All possible motifs with 3 nodes

For Mawi, we see there are mostly motifs of types 6, 7, and 8. This is fairly common for younger, up and coming artists as they tend to follow many others in order to gain a following of their own.

Motif Significance Profile for known Maven, Kevin Lee

Our known Maven’s motif significance profile looks significantly different. The most common motif is type 9. This checks out nicely with our previous insight for high edge reciprocity, as well as our intuition for what a Maven is. Since he serves as a sort of “bridge” between users who subscribe to his music taste, with motifs such as type 9, he is able to listen to songs posted by one follower and share it with other followers in that subgraph.

Intuitively, it makes sense for there to be only 13 motif types. If there are a fixed number of nodes in a graph, there is a maximum number of edges in the graph, and thus there will be a fixed number of arrangements for the edges. However, for two artists, the data revealed the following:

Motif Significance Profiles for Alex Martian and Laszewo

This shows over 100 distinct motifs of 3 nodes in the network! On further inspection, one of the motifs with a higher identifier number looks like the one on the right.

In the context of followers, the motif above shows “Node A follows Node B 5 times” which, obviously, makes little sense. As a single user, how can I follow an artist more than once? A dive into the edge data revealed the names of the accounts associated with these multiple follows, one of which is known as “switch-network”.

Switch Network home page. Take a look at the description on the right.

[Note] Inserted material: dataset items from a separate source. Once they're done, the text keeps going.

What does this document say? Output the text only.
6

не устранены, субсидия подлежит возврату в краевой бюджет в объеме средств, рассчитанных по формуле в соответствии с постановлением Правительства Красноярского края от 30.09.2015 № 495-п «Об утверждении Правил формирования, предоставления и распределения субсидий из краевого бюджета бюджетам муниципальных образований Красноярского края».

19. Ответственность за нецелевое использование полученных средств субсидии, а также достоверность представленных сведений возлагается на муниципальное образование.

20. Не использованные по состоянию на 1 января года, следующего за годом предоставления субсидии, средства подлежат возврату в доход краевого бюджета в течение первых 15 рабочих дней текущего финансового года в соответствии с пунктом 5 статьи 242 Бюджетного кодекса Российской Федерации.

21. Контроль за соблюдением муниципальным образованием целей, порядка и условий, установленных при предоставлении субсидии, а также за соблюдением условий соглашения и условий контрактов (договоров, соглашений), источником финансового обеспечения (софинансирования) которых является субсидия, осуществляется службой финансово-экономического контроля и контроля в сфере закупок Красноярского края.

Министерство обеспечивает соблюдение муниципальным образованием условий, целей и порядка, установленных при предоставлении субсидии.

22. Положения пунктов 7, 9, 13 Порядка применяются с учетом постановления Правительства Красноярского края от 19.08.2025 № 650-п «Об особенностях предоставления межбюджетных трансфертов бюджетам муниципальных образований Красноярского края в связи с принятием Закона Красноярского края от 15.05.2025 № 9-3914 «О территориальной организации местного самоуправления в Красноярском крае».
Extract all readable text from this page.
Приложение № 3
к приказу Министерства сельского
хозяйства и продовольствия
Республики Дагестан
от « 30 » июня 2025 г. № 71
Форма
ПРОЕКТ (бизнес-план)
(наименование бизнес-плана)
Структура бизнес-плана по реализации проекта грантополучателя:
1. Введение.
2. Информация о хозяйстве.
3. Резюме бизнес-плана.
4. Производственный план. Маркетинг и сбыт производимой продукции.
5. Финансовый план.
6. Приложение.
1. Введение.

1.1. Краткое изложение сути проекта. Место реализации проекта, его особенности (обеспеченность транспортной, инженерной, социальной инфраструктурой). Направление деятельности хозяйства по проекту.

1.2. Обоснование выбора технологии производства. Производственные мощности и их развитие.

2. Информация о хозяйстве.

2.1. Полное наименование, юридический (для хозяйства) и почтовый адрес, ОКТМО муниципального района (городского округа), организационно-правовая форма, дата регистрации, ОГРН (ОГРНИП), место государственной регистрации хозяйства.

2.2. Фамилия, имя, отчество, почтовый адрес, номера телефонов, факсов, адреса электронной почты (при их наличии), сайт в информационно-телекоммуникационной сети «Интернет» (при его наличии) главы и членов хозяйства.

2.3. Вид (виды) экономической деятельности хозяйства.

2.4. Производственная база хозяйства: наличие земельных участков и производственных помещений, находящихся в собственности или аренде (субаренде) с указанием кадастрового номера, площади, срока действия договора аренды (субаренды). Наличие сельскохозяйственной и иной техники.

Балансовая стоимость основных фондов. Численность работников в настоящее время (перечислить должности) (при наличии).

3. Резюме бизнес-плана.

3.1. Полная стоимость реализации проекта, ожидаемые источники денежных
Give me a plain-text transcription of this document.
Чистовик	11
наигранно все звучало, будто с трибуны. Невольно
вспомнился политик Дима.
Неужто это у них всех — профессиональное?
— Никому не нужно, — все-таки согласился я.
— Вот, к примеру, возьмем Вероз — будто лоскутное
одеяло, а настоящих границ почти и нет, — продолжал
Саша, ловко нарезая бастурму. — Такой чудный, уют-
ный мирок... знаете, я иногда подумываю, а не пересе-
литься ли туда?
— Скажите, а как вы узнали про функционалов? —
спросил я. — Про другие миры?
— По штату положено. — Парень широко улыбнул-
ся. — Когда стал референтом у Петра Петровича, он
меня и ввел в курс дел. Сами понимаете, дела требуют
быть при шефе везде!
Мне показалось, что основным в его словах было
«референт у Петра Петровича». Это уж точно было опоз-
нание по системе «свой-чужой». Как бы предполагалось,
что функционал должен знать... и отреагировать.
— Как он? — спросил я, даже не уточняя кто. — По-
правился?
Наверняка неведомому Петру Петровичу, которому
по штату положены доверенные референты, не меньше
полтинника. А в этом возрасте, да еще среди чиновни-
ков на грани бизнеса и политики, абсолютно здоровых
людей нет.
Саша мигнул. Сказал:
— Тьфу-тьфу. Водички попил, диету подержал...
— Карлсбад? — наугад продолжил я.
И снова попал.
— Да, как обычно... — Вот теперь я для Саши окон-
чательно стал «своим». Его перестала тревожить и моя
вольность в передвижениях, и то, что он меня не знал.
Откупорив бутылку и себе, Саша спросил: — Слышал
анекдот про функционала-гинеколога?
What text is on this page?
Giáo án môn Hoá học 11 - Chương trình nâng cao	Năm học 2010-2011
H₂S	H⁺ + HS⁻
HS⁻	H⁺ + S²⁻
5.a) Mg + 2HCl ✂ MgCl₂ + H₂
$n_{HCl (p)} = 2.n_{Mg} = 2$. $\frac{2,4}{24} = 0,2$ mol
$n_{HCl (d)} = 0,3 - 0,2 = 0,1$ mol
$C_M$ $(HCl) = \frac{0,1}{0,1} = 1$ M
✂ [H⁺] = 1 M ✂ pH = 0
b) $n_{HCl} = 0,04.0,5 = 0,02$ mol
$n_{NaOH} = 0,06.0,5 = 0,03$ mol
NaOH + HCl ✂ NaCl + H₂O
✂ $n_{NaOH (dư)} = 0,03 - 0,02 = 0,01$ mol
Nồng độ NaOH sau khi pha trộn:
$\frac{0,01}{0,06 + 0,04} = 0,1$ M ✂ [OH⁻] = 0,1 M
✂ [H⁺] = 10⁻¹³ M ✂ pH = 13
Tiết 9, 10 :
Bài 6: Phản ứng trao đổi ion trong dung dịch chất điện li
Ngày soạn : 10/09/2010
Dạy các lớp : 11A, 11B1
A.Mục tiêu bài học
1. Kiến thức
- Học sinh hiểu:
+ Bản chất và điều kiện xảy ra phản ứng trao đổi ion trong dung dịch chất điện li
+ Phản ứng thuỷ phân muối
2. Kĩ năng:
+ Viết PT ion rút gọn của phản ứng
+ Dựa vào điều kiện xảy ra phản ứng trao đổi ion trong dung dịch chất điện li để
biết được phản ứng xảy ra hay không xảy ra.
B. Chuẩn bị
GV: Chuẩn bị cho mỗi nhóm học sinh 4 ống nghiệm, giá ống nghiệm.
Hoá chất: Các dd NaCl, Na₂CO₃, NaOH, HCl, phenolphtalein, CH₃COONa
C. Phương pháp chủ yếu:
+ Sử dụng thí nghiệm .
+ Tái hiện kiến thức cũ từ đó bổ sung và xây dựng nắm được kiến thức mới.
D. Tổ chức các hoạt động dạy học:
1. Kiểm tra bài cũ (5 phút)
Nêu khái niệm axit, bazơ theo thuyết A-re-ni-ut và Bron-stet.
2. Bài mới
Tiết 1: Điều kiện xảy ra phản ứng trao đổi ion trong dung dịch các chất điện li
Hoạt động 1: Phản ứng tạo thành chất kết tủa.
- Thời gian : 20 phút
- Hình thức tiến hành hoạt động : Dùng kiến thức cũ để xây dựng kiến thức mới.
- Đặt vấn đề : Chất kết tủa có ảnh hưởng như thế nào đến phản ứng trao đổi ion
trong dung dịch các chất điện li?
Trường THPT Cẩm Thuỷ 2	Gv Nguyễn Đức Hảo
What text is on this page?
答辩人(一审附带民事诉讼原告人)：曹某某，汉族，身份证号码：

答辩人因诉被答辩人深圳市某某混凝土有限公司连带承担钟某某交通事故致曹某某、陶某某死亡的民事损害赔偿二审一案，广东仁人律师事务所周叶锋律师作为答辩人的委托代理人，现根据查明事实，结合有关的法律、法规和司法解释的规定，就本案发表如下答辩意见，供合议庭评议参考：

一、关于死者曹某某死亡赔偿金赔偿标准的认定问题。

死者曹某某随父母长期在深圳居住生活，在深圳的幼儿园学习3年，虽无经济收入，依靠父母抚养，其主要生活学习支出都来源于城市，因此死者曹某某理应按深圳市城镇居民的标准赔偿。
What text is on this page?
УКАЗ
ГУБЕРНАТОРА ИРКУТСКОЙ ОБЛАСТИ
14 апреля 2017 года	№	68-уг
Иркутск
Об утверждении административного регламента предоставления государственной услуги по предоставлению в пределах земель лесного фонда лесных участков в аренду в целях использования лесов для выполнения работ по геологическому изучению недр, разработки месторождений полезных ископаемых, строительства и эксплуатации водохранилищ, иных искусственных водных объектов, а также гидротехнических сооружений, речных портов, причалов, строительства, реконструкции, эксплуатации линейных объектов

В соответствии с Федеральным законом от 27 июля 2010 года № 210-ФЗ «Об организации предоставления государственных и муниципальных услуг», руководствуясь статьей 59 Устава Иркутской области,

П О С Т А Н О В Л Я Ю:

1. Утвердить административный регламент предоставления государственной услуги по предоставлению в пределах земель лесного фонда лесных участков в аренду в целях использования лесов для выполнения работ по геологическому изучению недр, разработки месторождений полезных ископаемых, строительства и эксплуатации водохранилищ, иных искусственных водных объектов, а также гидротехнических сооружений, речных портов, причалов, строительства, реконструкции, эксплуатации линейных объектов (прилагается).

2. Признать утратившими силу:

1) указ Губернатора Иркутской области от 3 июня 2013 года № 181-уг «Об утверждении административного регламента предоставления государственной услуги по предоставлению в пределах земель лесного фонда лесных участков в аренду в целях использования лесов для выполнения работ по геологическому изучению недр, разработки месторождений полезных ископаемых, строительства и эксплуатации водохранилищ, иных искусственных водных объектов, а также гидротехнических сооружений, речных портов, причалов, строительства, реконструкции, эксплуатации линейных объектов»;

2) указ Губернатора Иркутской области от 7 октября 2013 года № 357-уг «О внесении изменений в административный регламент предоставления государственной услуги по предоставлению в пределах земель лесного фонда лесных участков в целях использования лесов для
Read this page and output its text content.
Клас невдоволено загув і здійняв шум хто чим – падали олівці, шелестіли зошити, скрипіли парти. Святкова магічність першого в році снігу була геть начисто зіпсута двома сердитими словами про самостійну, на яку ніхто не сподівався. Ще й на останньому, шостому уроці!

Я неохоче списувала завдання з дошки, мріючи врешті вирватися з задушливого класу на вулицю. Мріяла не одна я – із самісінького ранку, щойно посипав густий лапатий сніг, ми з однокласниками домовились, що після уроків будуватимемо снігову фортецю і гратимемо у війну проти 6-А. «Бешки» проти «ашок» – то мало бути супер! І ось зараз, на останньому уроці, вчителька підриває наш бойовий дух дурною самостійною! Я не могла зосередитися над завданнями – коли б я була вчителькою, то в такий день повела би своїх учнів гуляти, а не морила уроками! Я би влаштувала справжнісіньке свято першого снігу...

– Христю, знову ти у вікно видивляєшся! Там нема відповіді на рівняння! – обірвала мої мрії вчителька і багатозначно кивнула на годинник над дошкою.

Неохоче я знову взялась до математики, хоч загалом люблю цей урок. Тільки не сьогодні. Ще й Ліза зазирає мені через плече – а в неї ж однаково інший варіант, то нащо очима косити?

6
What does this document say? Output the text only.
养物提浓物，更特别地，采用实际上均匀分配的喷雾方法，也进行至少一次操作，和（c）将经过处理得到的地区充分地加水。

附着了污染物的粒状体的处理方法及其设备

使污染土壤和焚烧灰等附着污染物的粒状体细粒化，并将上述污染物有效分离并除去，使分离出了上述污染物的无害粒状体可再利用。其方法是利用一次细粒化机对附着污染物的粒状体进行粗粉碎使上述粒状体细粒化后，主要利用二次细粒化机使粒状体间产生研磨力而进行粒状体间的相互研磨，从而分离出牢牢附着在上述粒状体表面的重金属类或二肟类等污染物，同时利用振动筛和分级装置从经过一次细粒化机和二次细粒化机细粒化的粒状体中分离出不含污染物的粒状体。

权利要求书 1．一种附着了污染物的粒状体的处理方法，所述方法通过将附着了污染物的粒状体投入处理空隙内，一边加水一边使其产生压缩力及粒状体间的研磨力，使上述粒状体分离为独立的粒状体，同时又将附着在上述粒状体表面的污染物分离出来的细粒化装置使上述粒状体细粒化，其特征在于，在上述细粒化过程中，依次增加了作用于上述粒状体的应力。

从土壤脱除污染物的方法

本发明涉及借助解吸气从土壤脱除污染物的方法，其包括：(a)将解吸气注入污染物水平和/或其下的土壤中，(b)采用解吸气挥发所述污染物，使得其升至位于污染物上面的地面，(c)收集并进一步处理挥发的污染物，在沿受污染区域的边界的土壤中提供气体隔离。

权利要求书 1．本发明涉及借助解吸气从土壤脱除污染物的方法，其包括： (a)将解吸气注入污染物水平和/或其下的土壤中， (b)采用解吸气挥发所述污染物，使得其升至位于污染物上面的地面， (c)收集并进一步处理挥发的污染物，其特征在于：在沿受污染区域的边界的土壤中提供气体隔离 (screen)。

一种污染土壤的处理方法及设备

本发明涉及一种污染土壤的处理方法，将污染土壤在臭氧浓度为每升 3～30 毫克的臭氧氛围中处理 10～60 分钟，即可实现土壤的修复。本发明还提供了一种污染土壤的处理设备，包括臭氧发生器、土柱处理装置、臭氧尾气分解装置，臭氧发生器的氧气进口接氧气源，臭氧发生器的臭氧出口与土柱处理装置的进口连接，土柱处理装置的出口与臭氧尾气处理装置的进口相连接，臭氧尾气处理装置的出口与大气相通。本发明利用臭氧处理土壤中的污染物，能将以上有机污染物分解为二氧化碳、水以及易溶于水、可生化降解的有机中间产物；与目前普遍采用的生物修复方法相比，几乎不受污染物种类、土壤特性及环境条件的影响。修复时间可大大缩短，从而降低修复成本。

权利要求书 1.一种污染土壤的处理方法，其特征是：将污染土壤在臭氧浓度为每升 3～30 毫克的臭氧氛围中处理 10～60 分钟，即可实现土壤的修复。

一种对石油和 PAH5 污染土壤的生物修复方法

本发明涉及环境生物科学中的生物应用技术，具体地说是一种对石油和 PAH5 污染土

Accounts like these revolve around providing an artificial boost to the number of followers and reposts for a given artist. The perceived popularity of the song or artist is then amplified, which pushes them up out of the noise of SoundCloud posts to be recognized and selected for playlists, which is known to be the main algorithm used to distribute new music. Unfortunately, there are these “bots” that corrupt the built-in metrics for popularity, making the system itself inherently flawed. With these findings, the scraping engine built can easily be reconfigured as a bot detection tool to list all malicious or autonomous accounts. Along those lines, here are some of the follow up questions I thought of while working on this project:

  1. Knowing the malicious players, could you somehow normalize the network to show the true repost/follow/like count for tracks and artists? Essentially, could you clean the network?
  2. How do network characteristics such as betweenness and coefficient correlate with the time it takes for a song to reach 50, 100, 500 reposts?
  3. How does the genre of the song affect its spread through the network? Are listeners of certain genres more keen on reposting?
  4. How are brand new artists in a network treated? Do these networks follow similar trends as certain known generational models?
  5. What affect do certain events (removing/adding an artist, merging two genres, live performances, etc.) have on a network?
  6. Based on user activity, what is the best time to post (or listen) on SoundCloud?
  7. Is there a better, network-based way to fairly suggest and disseminate new music?

Over the course of a couple weeks, what started out as a research question about viral networks and spread ended with an algorithm to systematically pick out automatic reposters and followers on SoundCloud. The lesson here, if anything, is to dig into the data. You never know what insights you’ll end up with.